On January 9th, 1990, Thompson was warming himself up for yet another eventful night at his Colorado cabin, Owl Farm, after his secretary Deborah Fuller had finished taking down his Christmas tree and left it on his porch ready to be disposed of.
Thompson, who we all know too well loved to blow things up, set his camcorder to record and began shoving the tree perilously into his living room fireplace and doused it in fuel.

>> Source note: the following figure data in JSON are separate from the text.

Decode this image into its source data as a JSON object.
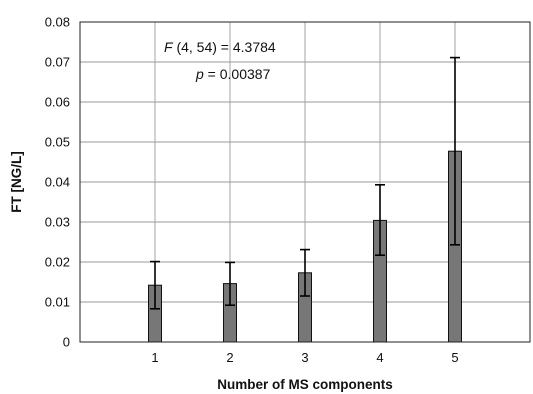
{
  "chart_data": {
    "type": "bar",
    "title": "",
    "xlabel": "Number of MS components",
    "ylabel": "FT [NG/L]",
    "categories": [
      "1",
      "2",
      "3",
      "4",
      "5"
    ],
    "values": [
      0.0142,
      0.0146,
      0.0173,
      0.0304,
      0.0477
    ],
    "error_low": [
      0.0083,
      0.0092,
      0.0115,
      0.0217,
      0.0243
    ],
    "error_high": [
      0.0201,
      0.0199,
      0.0231,
      0.0393,
      0.0711
    ],
    "ylim": [
      0,
      0.08
    ],
    "yticks": [
      0,
      0.01,
      0.02,
      0.03,
      0.04,
      0.05,
      0.06,
      0.07,
      0.08
    ],
    "ytick_labels": [
      "0",
      "0.01",
      "0.02",
      "0.03",
      "0.04",
      "0.05",
      "0.06",
      "0.07",
      "0.08"
    ],
    "grid": true,
    "bar_color": "#777777",
    "annotation": {
      "line1_italic": "F",
      "line1_rest": " (4, 54) = 4.3784",
      "line2_italic": "p",
      "line2_rest": " = 0.00387"
    }
  }
}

With an almost-empty fire extinguisher perched ready and waiting, the Gonzo founder flicked a match onto the tree and watched the flames spill out. “Get in there you fool!” he says as the blaze starts to grow out of control.

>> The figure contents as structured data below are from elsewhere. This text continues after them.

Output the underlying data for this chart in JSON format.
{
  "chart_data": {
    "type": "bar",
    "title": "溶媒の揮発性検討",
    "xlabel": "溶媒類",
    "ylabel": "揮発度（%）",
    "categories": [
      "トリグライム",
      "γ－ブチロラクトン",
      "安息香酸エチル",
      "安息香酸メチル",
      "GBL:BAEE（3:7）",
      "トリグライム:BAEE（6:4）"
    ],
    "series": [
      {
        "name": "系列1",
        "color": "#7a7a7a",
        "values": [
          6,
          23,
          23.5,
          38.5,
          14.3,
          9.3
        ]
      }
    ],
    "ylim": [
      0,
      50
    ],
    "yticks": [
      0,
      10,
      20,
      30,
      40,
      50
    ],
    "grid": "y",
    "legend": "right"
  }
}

Sam Allis, a writer for then TIME magazine, was invited down to the cabin to spend the evening and enjoy the entertainment: “I gave up on the interview and started worrying about my life when Hunter Thompson squirted two cans of fire starter on the Christmas tree he was going to burn in his living-room fireplace, a few feet away from an unopened wooden crate of 9-mm bullets,” he wrote in TIME (via Open Culture). “That the tree was far too large to fit into the fireplace mattered not a whit to Hunter, who was sporting a dime-store wig at the time and resembled Tony Perkins in Psycho. Minutes earlier, he had smashed a Polaroid camera on the floor.”
Allis added: “Hunter had decided to videotape the Christmas tree burning, and we later heard on the replay the terrified voices of Deborah Fuller, his longtime secretary-baby sitter, and me off-camera pleading with him, ‘NO, HUNTER, NO! PLEASE, HUNTER, DON’T DO IT!‘ The original manuscript of Hell’s Angels was on the table, and there were the bullets. Nothing doing. Thompson was a man possessed by now, full of the Chivas Regal he had been slurping straight from the bottle and the gin he had been mixing with pink lemonade for hours.”
It may come as little surprise that Thompson was never the biggest fan of Christmas, once telling Rolling Stone: “It is still a day that only amateurs can love. It is all well and good for children and acid freaks to still believe in Santa Claus—but it is still a profoundly morbid day for us working professionals.
“It is unsettling to know that one out of every twenty people you meet on Christmas will be dead this time next year… Some people can accept this, and some can’t. That is why God made whiskey, and also why Wild Turkey comes in $300 shaped canisters during most of the Christmas season.”